Des projets locaux interdisciplinaires

 

Mais pour que la pluridisciplinarité couchée sur le papier devienne dans les faits de l'interdisciplinarité, cela nécessite des pratiques qui abattent les cloisons des disciplines afin que les élèves mettent en musique des apports venus de matières différentes. Ce sont bien souvent les projets qui le permettent, à l'appui des différentes missions de l'enseignement agricole dont celles de « participer à l'animation rurale » et de « contribuer aux activités de développement, d'expérimentation et de recherche appliquée ». Là encore, les référentiels les permettent avec des modules locaux créés à l'initiative des établissements avec une validation par l'autorité académique. Dans un portrait publié en mai 2014 par le site des Cahiers Pédagogiques, nous racontions ainsi le projet du lycée agricole Albert Schweitzer dans l'Yonne « Graines de mômes3 ».Les élèves BAC PRO SAPAT (services aux personnes et aux territoires) en association avec des classes de CAP organisent un festival destiné aux enfants de 4 à 12 ans.

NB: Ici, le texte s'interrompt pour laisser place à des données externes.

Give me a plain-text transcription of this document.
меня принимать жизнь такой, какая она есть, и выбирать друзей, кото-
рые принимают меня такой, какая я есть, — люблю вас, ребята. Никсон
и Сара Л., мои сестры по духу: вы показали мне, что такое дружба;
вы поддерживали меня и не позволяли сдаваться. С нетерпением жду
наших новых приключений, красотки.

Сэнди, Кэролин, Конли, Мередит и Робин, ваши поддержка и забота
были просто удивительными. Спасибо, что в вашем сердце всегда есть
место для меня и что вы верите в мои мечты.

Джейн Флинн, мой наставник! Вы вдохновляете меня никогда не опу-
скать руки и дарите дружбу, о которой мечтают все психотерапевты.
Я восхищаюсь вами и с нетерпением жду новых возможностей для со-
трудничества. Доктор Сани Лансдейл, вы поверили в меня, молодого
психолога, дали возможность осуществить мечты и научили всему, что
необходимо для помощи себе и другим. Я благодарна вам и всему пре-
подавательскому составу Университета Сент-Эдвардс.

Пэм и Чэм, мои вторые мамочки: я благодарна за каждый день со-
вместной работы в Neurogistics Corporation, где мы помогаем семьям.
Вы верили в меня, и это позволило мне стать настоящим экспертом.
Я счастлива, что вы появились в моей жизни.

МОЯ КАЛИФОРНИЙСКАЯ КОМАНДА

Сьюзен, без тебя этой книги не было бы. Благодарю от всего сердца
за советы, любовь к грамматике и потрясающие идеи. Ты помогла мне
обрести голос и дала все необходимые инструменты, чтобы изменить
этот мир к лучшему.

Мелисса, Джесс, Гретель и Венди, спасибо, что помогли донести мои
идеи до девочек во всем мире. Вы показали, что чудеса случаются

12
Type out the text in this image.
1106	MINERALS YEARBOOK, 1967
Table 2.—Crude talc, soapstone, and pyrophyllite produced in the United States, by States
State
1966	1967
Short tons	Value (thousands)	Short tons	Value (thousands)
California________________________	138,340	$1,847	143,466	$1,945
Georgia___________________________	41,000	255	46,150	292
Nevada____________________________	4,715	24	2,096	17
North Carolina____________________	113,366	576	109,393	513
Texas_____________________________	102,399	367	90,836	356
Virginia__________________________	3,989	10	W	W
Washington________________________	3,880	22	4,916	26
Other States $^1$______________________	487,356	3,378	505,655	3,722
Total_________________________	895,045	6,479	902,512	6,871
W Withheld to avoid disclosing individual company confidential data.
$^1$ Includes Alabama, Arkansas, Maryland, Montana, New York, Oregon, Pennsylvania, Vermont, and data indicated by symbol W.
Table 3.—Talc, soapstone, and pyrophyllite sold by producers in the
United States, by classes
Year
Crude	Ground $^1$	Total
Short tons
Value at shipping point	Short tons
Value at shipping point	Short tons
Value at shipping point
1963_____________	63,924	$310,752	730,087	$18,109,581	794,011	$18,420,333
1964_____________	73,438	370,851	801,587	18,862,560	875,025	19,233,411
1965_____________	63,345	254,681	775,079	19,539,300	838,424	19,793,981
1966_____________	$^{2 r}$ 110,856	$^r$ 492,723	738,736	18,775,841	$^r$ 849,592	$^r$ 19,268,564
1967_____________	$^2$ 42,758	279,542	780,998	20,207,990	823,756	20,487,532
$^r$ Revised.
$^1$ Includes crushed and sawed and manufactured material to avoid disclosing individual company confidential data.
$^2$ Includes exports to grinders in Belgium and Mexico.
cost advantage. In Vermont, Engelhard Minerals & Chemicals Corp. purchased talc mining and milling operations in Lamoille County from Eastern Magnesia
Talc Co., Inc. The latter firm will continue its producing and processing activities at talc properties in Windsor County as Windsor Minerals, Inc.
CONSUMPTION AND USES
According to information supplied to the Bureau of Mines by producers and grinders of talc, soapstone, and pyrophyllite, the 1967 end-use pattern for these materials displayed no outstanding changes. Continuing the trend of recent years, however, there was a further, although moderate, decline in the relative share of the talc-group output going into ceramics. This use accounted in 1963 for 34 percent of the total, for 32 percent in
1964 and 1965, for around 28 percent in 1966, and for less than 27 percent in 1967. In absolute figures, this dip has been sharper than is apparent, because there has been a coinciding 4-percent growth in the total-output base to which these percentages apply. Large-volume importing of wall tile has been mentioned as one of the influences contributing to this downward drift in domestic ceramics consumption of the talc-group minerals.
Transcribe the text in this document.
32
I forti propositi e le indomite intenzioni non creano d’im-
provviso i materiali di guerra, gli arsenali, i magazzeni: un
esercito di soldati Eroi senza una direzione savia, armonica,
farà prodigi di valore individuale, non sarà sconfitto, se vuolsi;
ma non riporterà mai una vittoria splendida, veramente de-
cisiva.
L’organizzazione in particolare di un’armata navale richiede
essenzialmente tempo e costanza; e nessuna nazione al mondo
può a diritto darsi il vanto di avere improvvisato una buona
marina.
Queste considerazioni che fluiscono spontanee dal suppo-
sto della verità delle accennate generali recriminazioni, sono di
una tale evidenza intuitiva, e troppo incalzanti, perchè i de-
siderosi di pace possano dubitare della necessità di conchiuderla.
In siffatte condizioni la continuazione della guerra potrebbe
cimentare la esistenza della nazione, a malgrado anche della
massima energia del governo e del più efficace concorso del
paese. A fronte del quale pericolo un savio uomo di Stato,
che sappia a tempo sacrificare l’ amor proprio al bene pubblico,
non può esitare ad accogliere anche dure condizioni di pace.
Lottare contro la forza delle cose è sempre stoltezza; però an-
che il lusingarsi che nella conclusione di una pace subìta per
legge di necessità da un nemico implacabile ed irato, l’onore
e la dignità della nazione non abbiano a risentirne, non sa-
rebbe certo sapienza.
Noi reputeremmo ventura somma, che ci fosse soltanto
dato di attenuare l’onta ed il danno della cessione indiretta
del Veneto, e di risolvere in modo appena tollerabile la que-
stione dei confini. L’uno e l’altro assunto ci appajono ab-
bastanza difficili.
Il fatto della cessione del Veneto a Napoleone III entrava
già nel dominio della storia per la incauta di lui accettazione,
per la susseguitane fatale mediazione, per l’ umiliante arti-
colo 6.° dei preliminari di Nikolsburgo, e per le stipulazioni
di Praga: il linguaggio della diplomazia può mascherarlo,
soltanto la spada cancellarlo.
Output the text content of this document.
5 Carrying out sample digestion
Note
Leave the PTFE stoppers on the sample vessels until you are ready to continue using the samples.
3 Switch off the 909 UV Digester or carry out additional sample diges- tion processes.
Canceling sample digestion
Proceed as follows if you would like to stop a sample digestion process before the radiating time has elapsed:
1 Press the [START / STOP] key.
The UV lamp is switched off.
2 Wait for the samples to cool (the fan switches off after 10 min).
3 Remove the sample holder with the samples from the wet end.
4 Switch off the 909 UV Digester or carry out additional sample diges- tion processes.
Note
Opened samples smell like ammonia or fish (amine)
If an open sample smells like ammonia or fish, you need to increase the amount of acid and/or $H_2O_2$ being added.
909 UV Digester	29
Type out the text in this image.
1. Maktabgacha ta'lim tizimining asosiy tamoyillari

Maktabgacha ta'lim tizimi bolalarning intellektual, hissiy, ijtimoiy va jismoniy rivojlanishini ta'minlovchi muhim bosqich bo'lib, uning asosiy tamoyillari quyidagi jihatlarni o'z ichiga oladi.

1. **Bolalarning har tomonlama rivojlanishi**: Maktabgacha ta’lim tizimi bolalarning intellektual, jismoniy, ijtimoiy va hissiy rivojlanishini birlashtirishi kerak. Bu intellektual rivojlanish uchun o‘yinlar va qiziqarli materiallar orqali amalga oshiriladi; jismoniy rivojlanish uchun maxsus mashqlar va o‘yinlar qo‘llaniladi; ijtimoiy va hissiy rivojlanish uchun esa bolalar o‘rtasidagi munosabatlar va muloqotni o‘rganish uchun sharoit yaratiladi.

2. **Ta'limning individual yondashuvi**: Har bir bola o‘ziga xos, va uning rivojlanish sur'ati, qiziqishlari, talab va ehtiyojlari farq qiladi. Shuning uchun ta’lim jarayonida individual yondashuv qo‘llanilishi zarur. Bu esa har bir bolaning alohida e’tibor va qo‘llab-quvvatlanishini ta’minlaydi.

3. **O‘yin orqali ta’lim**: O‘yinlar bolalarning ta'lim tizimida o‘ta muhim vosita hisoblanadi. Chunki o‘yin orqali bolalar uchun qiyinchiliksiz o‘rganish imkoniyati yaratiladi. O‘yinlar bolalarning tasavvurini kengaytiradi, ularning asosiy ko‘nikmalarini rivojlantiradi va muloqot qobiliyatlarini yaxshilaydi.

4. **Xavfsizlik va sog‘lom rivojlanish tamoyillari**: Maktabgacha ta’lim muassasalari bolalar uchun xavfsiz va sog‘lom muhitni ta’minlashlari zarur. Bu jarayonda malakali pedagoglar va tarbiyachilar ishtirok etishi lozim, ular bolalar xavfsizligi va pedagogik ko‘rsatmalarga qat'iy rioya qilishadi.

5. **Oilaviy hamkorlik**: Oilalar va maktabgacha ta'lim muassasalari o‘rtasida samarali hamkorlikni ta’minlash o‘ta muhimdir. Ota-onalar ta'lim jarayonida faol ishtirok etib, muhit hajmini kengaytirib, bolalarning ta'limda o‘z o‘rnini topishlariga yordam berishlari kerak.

Encadrés par des enseignants d'EPS, d'éducation socioculturelle et d'éducation sociale et familiale, ils imaginent et organisent l’événement de A à Z. L'organisation de la journée sert de fil rouge pédagogique tout au long de l'année et est un support d'évaluation. Pour que le festival soit réussi, les organisateurs doivent faire preuve de professionnalisme, penser au moindre détail. Ils communiquent, négocient, prennent en compte les réglementations en matière de spectacle et de manifestation publique, conçoivent des animations correspondant aux publics prévus. Bref, ils mettent en œuvre dans des situations concrètes un grand nombre de compétences des référentiels professionnels, mais aussi celles liées à la formation générale qui trouvent dans ce contexte un sens nouveau pour chaque élève. Le projet est fédérateur pour l'équipe enseignante avec une construction collective et des liaisons permanentes afin de l'intégrer dans la progression pédagogique. Dans l'enseignement agricole, l'interdisciplinarité rime souvent avec mise en activité et en application, plonge fréquemment ses racines dans une mise en relation avec le terrain professionnel ou l'environnement local. Elle favorise une ouverture de l'établissement vers l'extérieur. Les thèmes de l'éducation à la citoyenneté ou au développement durable sont majoritairement visités sous l'éclairage de plusieurs disciplines.

 

« Apprendre à produire autrement », un regain de vitalité pour la plurisiciplinarité ?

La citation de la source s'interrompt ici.